What will you do today, on the Feast of the Holy Innocents, to make sure the victims of Newtown are not forgotten?
Usually lost in the mad rush of all the holy days in this upcoming Christmas season (Stephen, John the Evangelist, Holy Family, Epiphany, Baptism of the Lord, etc.) is The Feast of the Holy Innocents today (December 28), commemorating the slaughter of all baby boys under age two by Herod in Bethlehem. Not a historical event by any stretch of the imagination, it is certainly full of midrashic Truth for the biblical imagination. It’s a good event to reflect on in the wake of the recent violent massacre in Newtown, Connecticut.
While I’m the first in line to call for better gun control because of such homegrown terror, this is not the only issue that needs to be addressed, in light of everything that fed into Adam Lanza committing these crimes. As you consider Holy Innocents today, please consider prayerful, mindful meditation on all that needs to be addressed in order to help prevent such disasters from occurring again and again in our country: our obsession with guns, our obsession with violence, our unwillingness to adequately support our education system, and our ignorance around the origins and financial management of mental illness in our broken healthcare systems.
I just ran across Senator Joe Manchin’s Washington Post column on these issues, that I’ll quote here at length, as they reflect what I’ve been thinking about myself since December 14:
Committed gun owners like me can and must listen to reasonable ideas about preventing mass violence. But whatever steps we take must be comprehensive — and must bring the entertainment industry and mental health community to the table. We cannot snap our fingers, push one-track legislation that focuses exclusively on guns and pat ourselves on the back. Such an approach certainly won’t fare well in Congress. More important, it won’t fully address the problem.
I truly appreciate President Obama’s intentions to “push without delay” a set of recommendations to address the kind of madness we witnessed in Newtown. However, an administration-led approach, without significant input from the entertainment, gun and mental health communities, will not meet the crucial test of credibility. It excludes too many of the voices that must be heard if we’re going to get this right after so many decades of bitter stalemate.
If the administration fails this credibility test, and if it takes a guns-first approach without addressing the other factors at play, we will be no closer to resolving this problem than we were in the days before the horror in Newtown.
No matter how strongly any one of us holds our positions, we all must be willing to respectfully hear each other out — elected leaders must hear recommendations from the mental health community; gun-control advocates must listen to gun rights supporters; the entertainment community must listen to those who want to see less violence on their screens. And vice versa.
If we let irrational fear and antagonism control the debate, then we will continue to be a nation of violence. We need leaders who can be open-minded. We can’t villainize those who disagree with us, and we can’t dismiss their legitimate concerns outright.

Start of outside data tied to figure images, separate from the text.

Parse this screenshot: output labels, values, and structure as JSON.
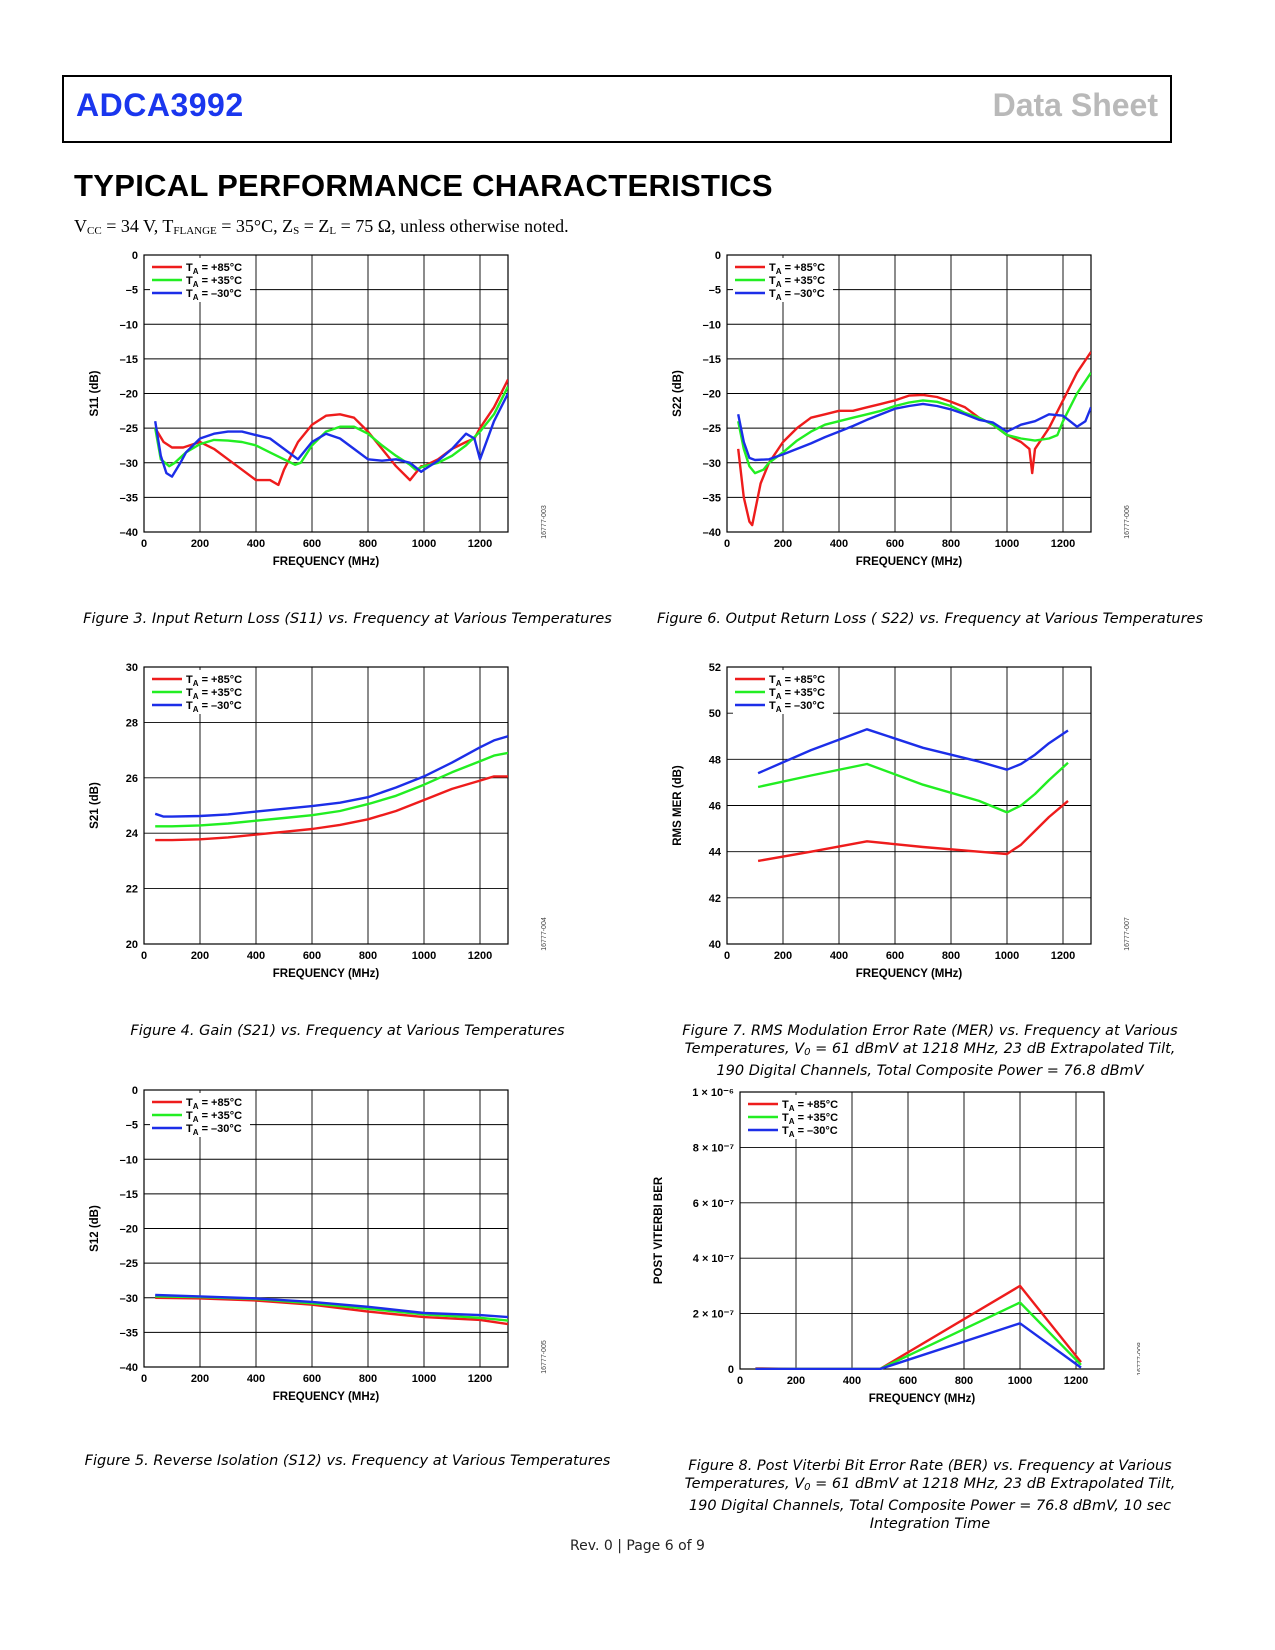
{
  "header": {
    "product": "ADCA3992",
    "doc_type": "Data Sheet"
  },
  "section_title": "TYPICAL PERFORMANCE CHARACTERISTICS",
  "conditions": {
    "vcc_sym": "V",
    "vcc_sub": "CC",
    "vcc_val": " = 34 V, T",
    "flange_sub": "FLANGE",
    "flange_val": " = 35°C, Z",
    "zs_sub": "S",
    "zs_mid": " = Z",
    "zl_sub": "L",
    "tail": " = 75 Ω, unless otherwise noted."
  },
  "colors": {
    "red": "#ee1c1c",
    "green": "#22ee22",
    "blue": "#1c2ee8",
    "header_blue": "#1a36ee"
  },
  "footer": "Rev. 0 | Page 6 of 9",
  "captions": {
    "fig3": "Figure 3. Input Return Loss (S11) vs. Frequency at Various Temperatures",
    "fig4": "Figure 4. Gain (S21) vs. Frequency at Various Temperatures",
    "fig5": "Figure 5. Reverse Isolation (S12) vs. Frequency at Various Temperatures",
    "fig6": "Figure 6. Output Return Loss ( S22) vs. Frequency at Various Temperatures",
    "fig7_l1": "Figure 7. RMS Modulation Error Rate (MER) vs. Frequency at Various",
    "fig7_l2a": "Temperatures, V",
    "fig7_l2sub": "0",
    "fig7_l2b": " = 61 dBmV at 1218 MHz, 23 dB Extrapolated Tilt,",
    "fig7_l3": "190 Digital Channels, Total Composite Power = 76.8 dBmV",
    "fig8_l1": "Figure 8. Post Viterbi Bit Error Rate (BER) vs. Frequency at Various",
    "fig8_l2a": "Temperatures, V",
    "fig8_l2sub": "0",
    "fig8_l2b": " = 61 dBmV at 1218 MHz, 23 dB Extrapolated Tilt,",
    "fig8_l3": "190 Digital Channels, Total Composite Power = 76.8 dBmV, 10 sec",
    "fig8_l4": "Integration Time"
  },
  "chart_data": [
    {
      "id": "fig3",
      "type": "line",
      "ylabel": "S11 (dB)",
      "xlabel": "FREQUENCY (MHz)",
      "code": "16777-003",
      "xlim": [
        0,
        1300
      ],
      "ylim": [
        -40,
        0
      ],
      "xticks": [
        0,
        200,
        400,
        600,
        800,
        1000,
        1200
      ],
      "yticks": [
        0,
        -5,
        -10,
        -15,
        -20,
        -25,
        -30,
        -35,
        -40
      ],
      "ytick_labels": [
        "0",
        "–5",
        "–10",
        "–15",
        "–20",
        "–25",
        "–30",
        "–35",
        "–40"
      ],
      "legend": [
        "+85°C",
        "+35°C",
        "–30°C"
      ],
      "series": [
        {
          "name": "+85°C",
          "color": "#ee1c1c",
          "x": [
            40,
            70,
            100,
            140,
            200,
            250,
            300,
            350,
            400,
            450,
            480,
            500,
            550,
            600,
            650,
            700,
            750,
            800,
            850,
            900,
            950,
            970,
            990,
            1000,
            1050,
            1100,
            1150,
            1180,
            1200,
            1250,
            1300
          ],
          "y": [
            -25,
            -27,
            -27.8,
            -27.8,
            -27,
            -28,
            -29.5,
            -31,
            -32.5,
            -32.5,
            -33.2,
            -31,
            -27,
            -24.5,
            -23.2,
            -23,
            -23.5,
            -25.5,
            -28,
            -30.5,
            -32.5,
            -31.5,
            -30.5,
            -30.5,
            -29.5,
            -28,
            -27,
            -26.5,
            -25,
            -22,
            -18
          ]
        },
        {
          "name": "+35°C",
          "color": "#22ee22",
          "x": [
            40,
            60,
            90,
            110,
            150,
            200,
            250,
            300,
            350,
            400,
            450,
            500,
            540,
            560,
            600,
            650,
            700,
            750,
            800,
            850,
            900,
            950,
            970,
            1000,
            1050,
            1100,
            1150,
            1200,
            1250,
            1300
          ],
          "y": [
            -25,
            -29.5,
            -30.5,
            -30,
            -28.5,
            -27.3,
            -26.7,
            -26.8,
            -27,
            -27.5,
            -28.5,
            -29.5,
            -30.3,
            -30,
            -27.5,
            -25.5,
            -24.8,
            -24.8,
            -25.8,
            -27.5,
            -29,
            -30.3,
            -31,
            -30.5,
            -30,
            -29,
            -27.5,
            -25.5,
            -23,
            -19
          ]
        },
        {
          "name": "–30°C",
          "color": "#1c2ee8",
          "x": [
            40,
            60,
            80,
            100,
            130,
            150,
            200,
            250,
            300,
            350,
            400,
            450,
            500,
            550,
            600,
            650,
            700,
            750,
            800,
            850,
            900,
            950,
            990,
            1000,
            1050,
            1100,
            1150,
            1180,
            1200,
            1250,
            1300
          ],
          "y": [
            -24,
            -29,
            -31.5,
            -32,
            -30,
            -28.5,
            -26.5,
            -25.8,
            -25.5,
            -25.5,
            -26,
            -26.5,
            -28,
            -29.5,
            -27,
            -25.8,
            -26.5,
            -28,
            -29.5,
            -29.7,
            -29.5,
            -30,
            -31.3,
            -31,
            -29.7,
            -28,
            -25.8,
            -26.5,
            -29.5,
            -24,
            -20
          ]
        }
      ]
    },
    {
      "id": "fig4",
      "type": "line",
      "ylabel": "S21 (dB)",
      "xlabel": "FREQUENCY (MHz)",
      "code": "16777-004",
      "xlim": [
        0,
        1300
      ],
      "ylim": [
        20,
        30
      ],
      "xticks": [
        0,
        200,
        400,
        600,
        800,
        1000,
        1200
      ],
      "yticks": [
        20,
        22,
        24,
        26,
        28,
        30
      ],
      "ytick_labels": [
        "20",
        "22",
        "24",
        "26",
        "28",
        "30"
      ],
      "legend": [
        "+85°C",
        "+35°C",
        "–30°C"
      ],
      "series": [
        {
          "name": "+85°C",
          "color": "#ee1c1c",
          "x": [
            40,
            100,
            200,
            300,
            400,
            500,
            600,
            700,
            800,
            900,
            1000,
            1100,
            1200,
            1250,
            1300
          ],
          "y": [
            23.75,
            23.75,
            23.78,
            23.85,
            23.95,
            24.05,
            24.15,
            24.3,
            24.5,
            24.8,
            25.2,
            25.6,
            25.9,
            26.05,
            26.05
          ]
        },
        {
          "name": "+35°C",
          "color": "#22ee22",
          "x": [
            40,
            100,
            200,
            300,
            400,
            500,
            600,
            700,
            800,
            900,
            1000,
            1100,
            1200,
            1250,
            1300
          ],
          "y": [
            24.25,
            24.25,
            24.28,
            24.35,
            24.45,
            24.55,
            24.65,
            24.8,
            25.05,
            25.35,
            25.75,
            26.2,
            26.6,
            26.8,
            26.9
          ]
        },
        {
          "name": "–30°C",
          "color": "#1c2ee8",
          "x": [
            40,
            70,
            100,
            200,
            300,
            400,
            500,
            600,
            700,
            800,
            900,
            1000,
            1100,
            1200,
            1250,
            1300
          ],
          "y": [
            24.7,
            24.6,
            24.6,
            24.62,
            24.68,
            24.78,
            24.88,
            24.98,
            25.1,
            25.3,
            25.65,
            26.05,
            26.55,
            27.1,
            27.35,
            27.5
          ]
        }
      ]
    },
    {
      "id": "fig5",
      "type": "line",
      "ylabel": "S12 (dB)",
      "xlabel": "FREQUENCY (MHz)",
      "code": "16777-005",
      "xlim": [
        0,
        1300
      ],
      "ylim": [
        -40,
        0
      ],
      "xticks": [
        0,
        200,
        400,
        600,
        800,
        1000,
        1200
      ],
      "yticks": [
        0,
        -5,
        -10,
        -15,
        -20,
        -25,
        -30,
        -35,
        -40
      ],
      "ytick_labels": [
        "0",
        "–5",
        "–10",
        "–15",
        "–20",
        "–25",
        "–30",
        "–35",
        "–40"
      ],
      "legend": [
        "+85°C",
        "+35°C",
        "–30°C"
      ],
      "series": [
        {
          "name": "+85°C",
          "color": "#ee1c1c",
          "x": [
            40,
            200,
            400,
            600,
            800,
            1000,
            1200,
            1300
          ],
          "y": [
            -30,
            -30.1,
            -30.4,
            -31,
            -32,
            -32.8,
            -33.2,
            -33.8
          ]
        },
        {
          "name": "+35°C",
          "color": "#22ee22",
          "x": [
            40,
            200,
            400,
            600,
            800,
            1000,
            1200,
            1300
          ],
          "y": [
            -29.8,
            -29.9,
            -30.2,
            -30.8,
            -31.6,
            -32.4,
            -32.9,
            -33.3
          ]
        },
        {
          "name": "–30°C",
          "color": "#1c2ee8",
          "x": [
            40,
            200,
            400,
            600,
            800,
            1000,
            1200,
            1300
          ],
          "y": [
            -29.6,
            -29.8,
            -30.1,
            -30.6,
            -31.3,
            -32.2,
            -32.5,
            -32.8
          ]
        }
      ]
    },
    {
      "id": "fig6",
      "type": "line",
      "ylabel": "S22 (dB)",
      "xlabel": "FREQUENCY (MHz)",
      "code": "16777-006",
      "xlim": [
        0,
        1300
      ],
      "ylim": [
        -40,
        0
      ],
      "xticks": [
        0,
        200,
        400,
        600,
        800,
        1000,
        1200
      ],
      "yticks": [
        0,
        -5,
        -10,
        -15,
        -20,
        -25,
        -30,
        -35,
        -40
      ],
      "ytick_labels": [
        "0",
        "–5",
        "–10",
        "–15",
        "–20",
        "–25",
        "–30",
        "–35",
        "–40"
      ],
      "legend": [
        "+85°C",
        "+35°C",
        "–30°C"
      ],
      "series": [
        {
          "name": "+85°C",
          "color": "#ee1c1c",
          "x": [
            40,
            60,
            80,
            90,
            100,
            120,
            150,
            200,
            250,
            300,
            350,
            400,
            450,
            500,
            550,
            600,
            650,
            700,
            750,
            800,
            850,
            900,
            950,
            1000,
            1050,
            1080,
            1090,
            1100,
            1150,
            1200,
            1250,
            1300
          ],
          "y": [
            -28,
            -35,
            -38.5,
            -39,
            -37,
            -33,
            -30,
            -27,
            -25,
            -23.5,
            -23,
            -22.5,
            -22.5,
            -22,
            -21.5,
            -21,
            -20.3,
            -20.2,
            -20.5,
            -21.2,
            -22,
            -23.5,
            -24.5,
            -26,
            -27,
            -28,
            -31.5,
            -28,
            -25,
            -21,
            -17,
            -14
          ]
        },
        {
          "name": "+35°C",
          "color": "#22ee22",
          "x": [
            40,
            60,
            80,
            100,
            130,
            150,
            200,
            250,
            300,
            350,
            400,
            450,
            500,
            550,
            600,
            650,
            700,
            750,
            800,
            850,
            900,
            950,
            1000,
            1050,
            1100,
            1150,
            1180,
            1200,
            1250,
            1300
          ],
          "y": [
            -24,
            -28,
            -30.5,
            -31.5,
            -31,
            -30,
            -28.5,
            -26.8,
            -25.5,
            -24.5,
            -24,
            -23.5,
            -23,
            -22.5,
            -21.8,
            -21.3,
            -21,
            -21.2,
            -21.8,
            -22.8,
            -23.5,
            -24.5,
            -26,
            -26.5,
            -26.8,
            -26.5,
            -26,
            -24,
            -20,
            -17
          ]
        },
        {
          "name": "–30°C",
          "color": "#1c2ee8",
          "x": [
            40,
            60,
            80,
            100,
            150,
            200,
            250,
            300,
            350,
            400,
            450,
            500,
            550,
            600,
            650,
            700,
            750,
            800,
            850,
            900,
            950,
            1000,
            1050,
            1100,
            1150,
            1200,
            1250,
            1280,
            1300
          ],
          "y": [
            -23,
            -27,
            -29.3,
            -29.6,
            -29.5,
            -28.8,
            -28,
            -27.2,
            -26.3,
            -25.5,
            -24.7,
            -23.8,
            -23,
            -22.2,
            -21.8,
            -21.5,
            -21.8,
            -22.3,
            -23,
            -23.8,
            -24.2,
            -25.5,
            -24.5,
            -24,
            -23,
            -23.2,
            -24.8,
            -24,
            -22
          ]
        }
      ]
    },
    {
      "id": "fig7",
      "type": "line",
      "ylabel": "RMS MER (dB)",
      "xlabel": "FREQUENCY (MHz)",
      "code": "16777-007",
      "xlim": [
        0,
        1300
      ],
      "ylim": [
        40,
        52
      ],
      "xticks": [
        0,
        200,
        400,
        600,
        800,
        1000,
        1200
      ],
      "yticks": [
        40,
        42,
        44,
        46,
        48,
        50,
        52
      ],
      "ytick_labels": [
        "40",
        "42",
        "44",
        "46",
        "48",
        "50",
        "52"
      ],
      "legend": [
        "+85°C",
        "+35°C",
        "–30°C"
      ],
      "series": [
        {
          "name": "+85°C",
          "color": "#ee1c1c",
          "x": [
            111,
            300,
            500,
            700,
            900,
            1000,
            1050,
            1100,
            1150,
            1218
          ],
          "y": [
            43.6,
            44,
            44.45,
            44.2,
            44,
            43.9,
            44.3,
            44.9,
            45.5,
            46.2
          ]
        },
        {
          "name": "+35°C",
          "color": "#22ee22",
          "x": [
            111,
            300,
            500,
            700,
            900,
            1000,
            1050,
            1100,
            1150,
            1218
          ],
          "y": [
            46.8,
            47.3,
            47.8,
            46.9,
            46.2,
            45.7,
            46,
            46.5,
            47.1,
            47.85
          ]
        },
        {
          "name": "–30°C",
          "color": "#1c2ee8",
          "x": [
            111,
            300,
            500,
            700,
            900,
            1000,
            1050,
            1100,
            1150,
            1218
          ],
          "y": [
            47.4,
            48.4,
            49.3,
            48.5,
            47.9,
            47.55,
            47.8,
            48.2,
            48.7,
            49.25
          ]
        }
      ]
    },
    {
      "id": "fig8",
      "type": "line",
      "ylabel": "POST VITERBI BER",
      "xlabel": "FREQUENCY (MHz)",
      "code": "16777-008",
      "xlim": [
        0,
        1300
      ],
      "ylim": [
        0,
        1e-06
      ],
      "xticks": [
        0,
        200,
        400,
        600,
        800,
        1000,
        1200
      ],
      "yticks": [
        0,
        2e-07,
        4e-07,
        6e-07,
        8e-07,
        1e-06
      ],
      "ytick_labels": [
        "0",
        "2 × 10⁻⁷",
        "4 × 10⁻⁷",
        "6 × 10⁻⁷",
        "8 × 10⁻⁷",
        "1 × 10⁻⁶"
      ],
      "legend": [
        "+85°C",
        "+35°C",
        "–30°C"
      ],
      "series": [
        {
          "name": "+85°C",
          "color": "#ee1c1c",
          "x": [
            55,
            200,
            500,
            1000,
            1218
          ],
          "y": [
            2e-09,
            0,
            0,
            3e-07,
            2.5e-08
          ]
        },
        {
          "name": "+35°C",
          "color": "#22ee22",
          "x": [
            55,
            200,
            500,
            1000,
            1218
          ],
          "y": [
            0,
            0,
            0,
            2.4e-07,
            1.5e-08
          ]
        },
        {
          "name": "–30°C",
          "color": "#1c2ee8",
          "x": [
            55,
            200,
            500,
            1000,
            1218
          ],
          "y": [
            0,
            0,
            0,
            1.65e-07,
            5e-09
          ]
        }
      ]
    }
  ]
}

We cannot pay lip service to those perspectives; they must be the driving force of change.
At the same time, as a proud gun owner and a member of the NRA, I will continue to urge the organization’s leadership to come to the table because I would like to see a more meaningful discussion — because every group with a role to play in this conversation should contribute. I’m open to a discussion about whether we need more security in our schools, as the NRA proposed in Friday’s news conference, but that can’t be the only measure that comes out of this. An all-or-nothing approach from any of these parties won’t result in the changes we need to keep our children safe.
Because if you think the problem of mass violence in our country is about just guns, you’re wrong. If you think it’s about just an entertainment industry that markets violence to kids, you’re wrong. If you [think] it’s about just insufficient security at our schools, you’re wrong. If you think it’s about just the lack of mental health services for troubled young people and adults, you’re wrong. We need to address all of them. I, for one, simply cannot support any proposal that doesn’t address all aspects of this problem.”

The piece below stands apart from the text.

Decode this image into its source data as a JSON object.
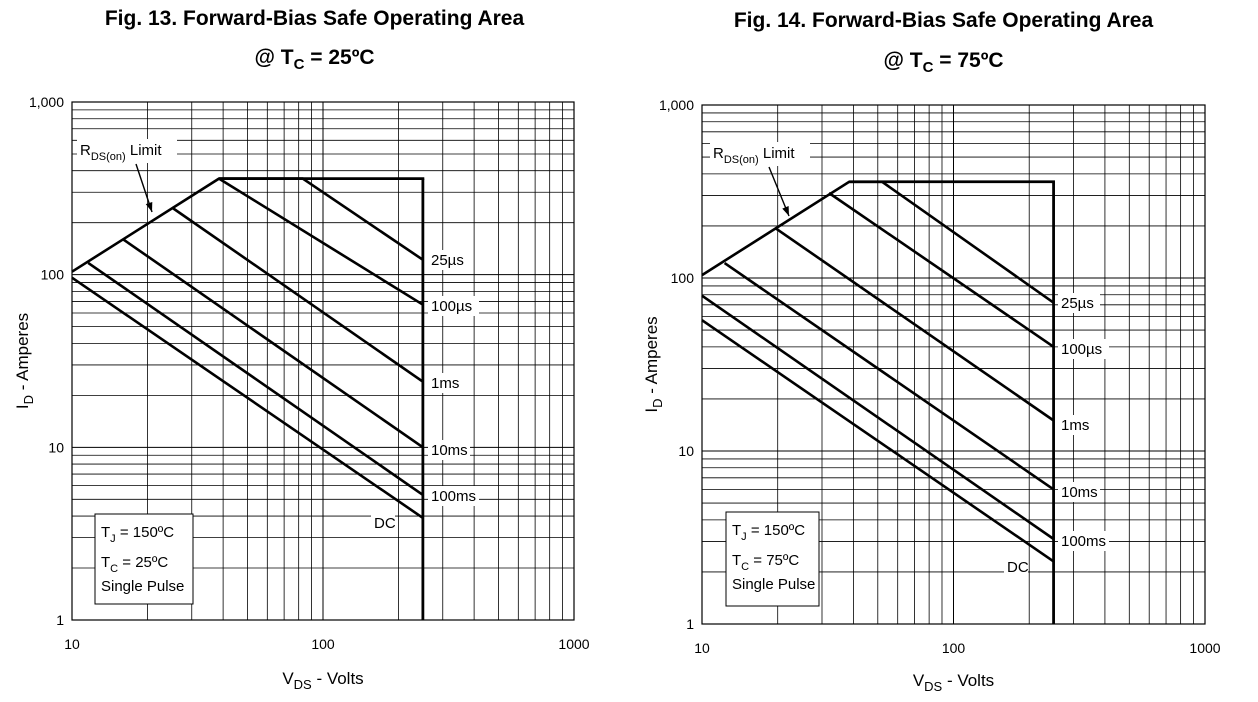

While Joe and I may disagree on whether we need another Commission, or whether we need to wait until every issue can be dealt with all at once, I think we do agree that there are many factors in our society that played their part in creating a person like Adam Lanza, who would choose to commit such atrocities. Let’s be very clear here, Adam chose to do what he did, no one is ultimately to blame but him. Let’s also be clear that dealing with all these issues comprehensively and authentically does not mean that such horrors will never happen again. What it does mean is that we will be a mature society that will deal with these issues like adults, instead of becoming, again, what we so easily become as Americans when things get difficult: a very juvenile society that reacts to all the screams of conflict by ignoring problems and/or allowing nothing to change, because it’s just too problematic to come to some kind of authentic compromise.
So will things actually change for the better? Or will everyone dig their heels in one more time, plug their ears again and shout “la la la I can’t hear you!”, as the memory of these latest Innocents fades over the next few weeks, and we become, one more time, obsessed with the next latest trend or tragedy? What will you do to see that we don’t?